Routine Testing Costs Surprise Families

CDC guidelines tell school districts that they should test students routinely for asymptomatic infections as part of a layered approach to preventing the spread of the virus in schools, especially among children under 12, who are ineligible for the vaccine. Large employers are required to test unvaccinated employees, according to the national plan President Joe Biden announced this month.

Some insurers, however, aren’t covering the routine testing, surprising patients who “have already received testing bills as high as $200 for routine screenings,” Kliff reported. Los Angeles-area parent Rebecca Riley told Kliff that she was very surprised by a lab bill for routine screening of her high-school-aged son: “I didn’t expect to get any bills.
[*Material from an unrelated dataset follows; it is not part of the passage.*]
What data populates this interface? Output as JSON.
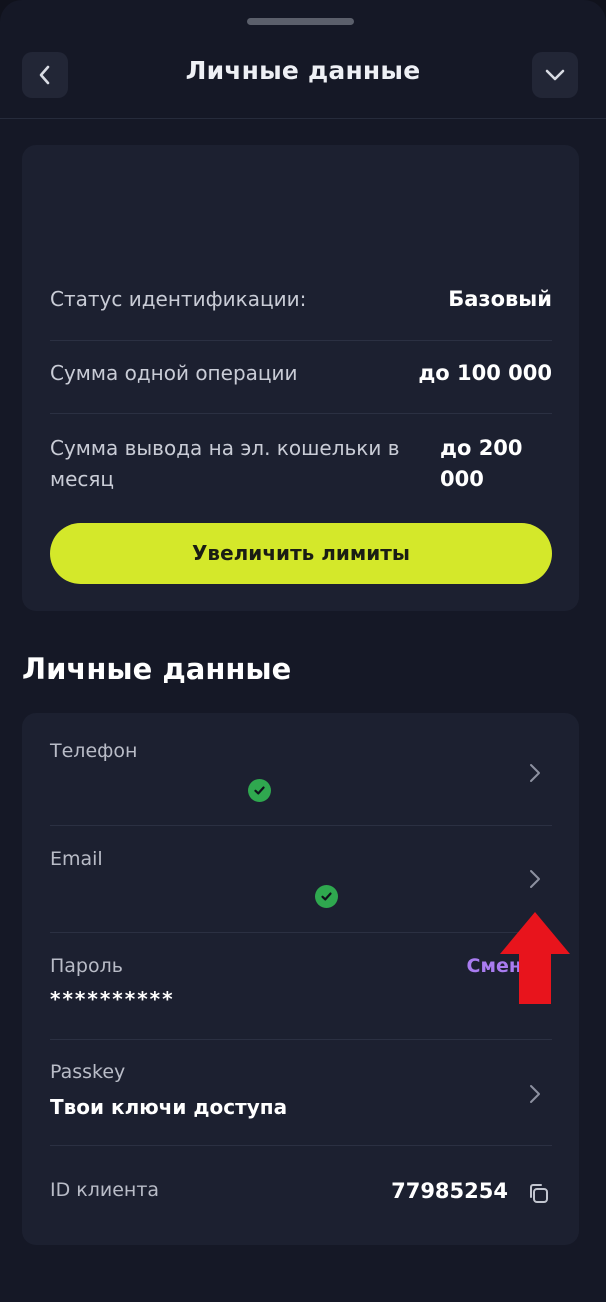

I feel stupid, but I’d heard the tests were free.”

Some schools are providing rapid tests for parents to use at home if their children develop symptoms. Marin County schools recently started a pilot program using rapid tests as a way to identify infections more quickly.

These screens remain more expensive than the cost of rapid tests in other countries, as Hannah Norman reported last week for Kaiser Health News. “At $10 or $15 a test, the price is still far too high for regular use by anyone but the wealthy,” Norman wrote.
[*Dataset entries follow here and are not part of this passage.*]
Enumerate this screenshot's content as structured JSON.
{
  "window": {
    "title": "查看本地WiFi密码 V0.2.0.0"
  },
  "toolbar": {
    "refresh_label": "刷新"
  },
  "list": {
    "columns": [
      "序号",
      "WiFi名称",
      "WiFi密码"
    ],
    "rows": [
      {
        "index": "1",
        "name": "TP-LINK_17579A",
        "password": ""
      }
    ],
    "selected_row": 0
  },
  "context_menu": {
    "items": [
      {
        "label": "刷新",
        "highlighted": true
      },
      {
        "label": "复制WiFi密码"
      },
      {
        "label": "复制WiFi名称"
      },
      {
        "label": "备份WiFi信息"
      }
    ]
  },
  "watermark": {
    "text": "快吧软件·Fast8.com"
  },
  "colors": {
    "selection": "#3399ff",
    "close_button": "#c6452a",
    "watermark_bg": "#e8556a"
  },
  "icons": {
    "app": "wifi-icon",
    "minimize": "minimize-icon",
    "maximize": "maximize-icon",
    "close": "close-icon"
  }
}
Yet “in Germany, grocery stores are selling rapid COVID tests for under $1 per test,” Norman wrote. “In India, they’re about $3.50. The United Kingdom provides 14 tests per person free of charge. Canada is doling out free rapid tests to businesses.”

Earlier this month, Biden promised to use the Defense Production Act to make 280 million rapid COVID-19 tests available and to reduce the cost of the test by 35%. Though that is a significant reduction, the price is still far higher than in other countries.

The Price of Long COVID

People living with post-acute sequelae of the coronavirus infection, commonly referred to as long COVID, are perhaps most familiar with the devastating financial toll of the illness. Many are dealing with the debilitating symptoms of the syndrome and accompanying medical debt.
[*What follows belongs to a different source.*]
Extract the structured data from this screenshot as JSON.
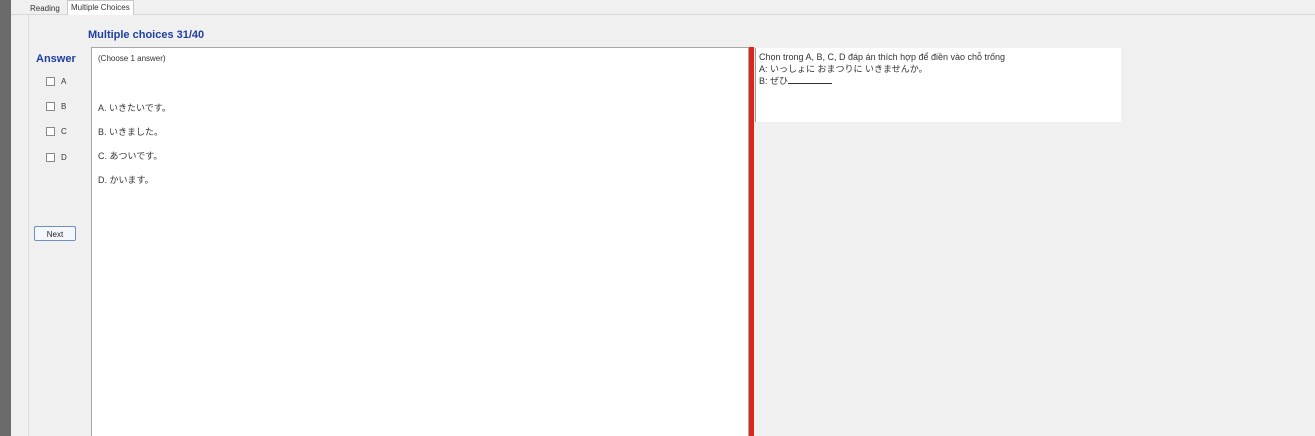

Heather-Elizabeth Brown, a 36-year-old corporate trainer who lives near Detroit, spent 31 days on a ventilator with COVID-19 in the spring of 2020 and has required medical care since.

Brown owed more than $250,000 for her treatment and was relieved when an anonymous donor paid off more than $54,000. “That’s a huge chunk out of the debt, but it’s still just a staggering amount,” she told Marketwatch reporter Meera Jagannathan.

Long-hauler Robin Lagua, a supermarket cashier, told Jagannathan that she’s slowly paying off $800 in medical bills. Because she’s seen little improvement from her doctor’s visits, the expense is frustrating. “I’m like, ‘Why am I paying these bills? I’m not getting answers,’” she said.

Nicole, a woman from the Washington, DC, area who asked that Jagannathan not use her last name, has been living with long-haul COVID for a year. She has paid off half of her $7,500 in medical debt. “You do sometimes feel like you’re put up against the wall of, ‘Do I go into more medical debt, or do I just suffer and hope things get better?’” Nicole said. “And I had health insurance.” She said some her symptoms improved after she was vaccinated.

Brown wonders if a vaccine would have saved her from long COVID if one had been available when she was infected. “I didn’t have that choice,” she said. “But there are people who do, and they don’t take it, and that’s sad.”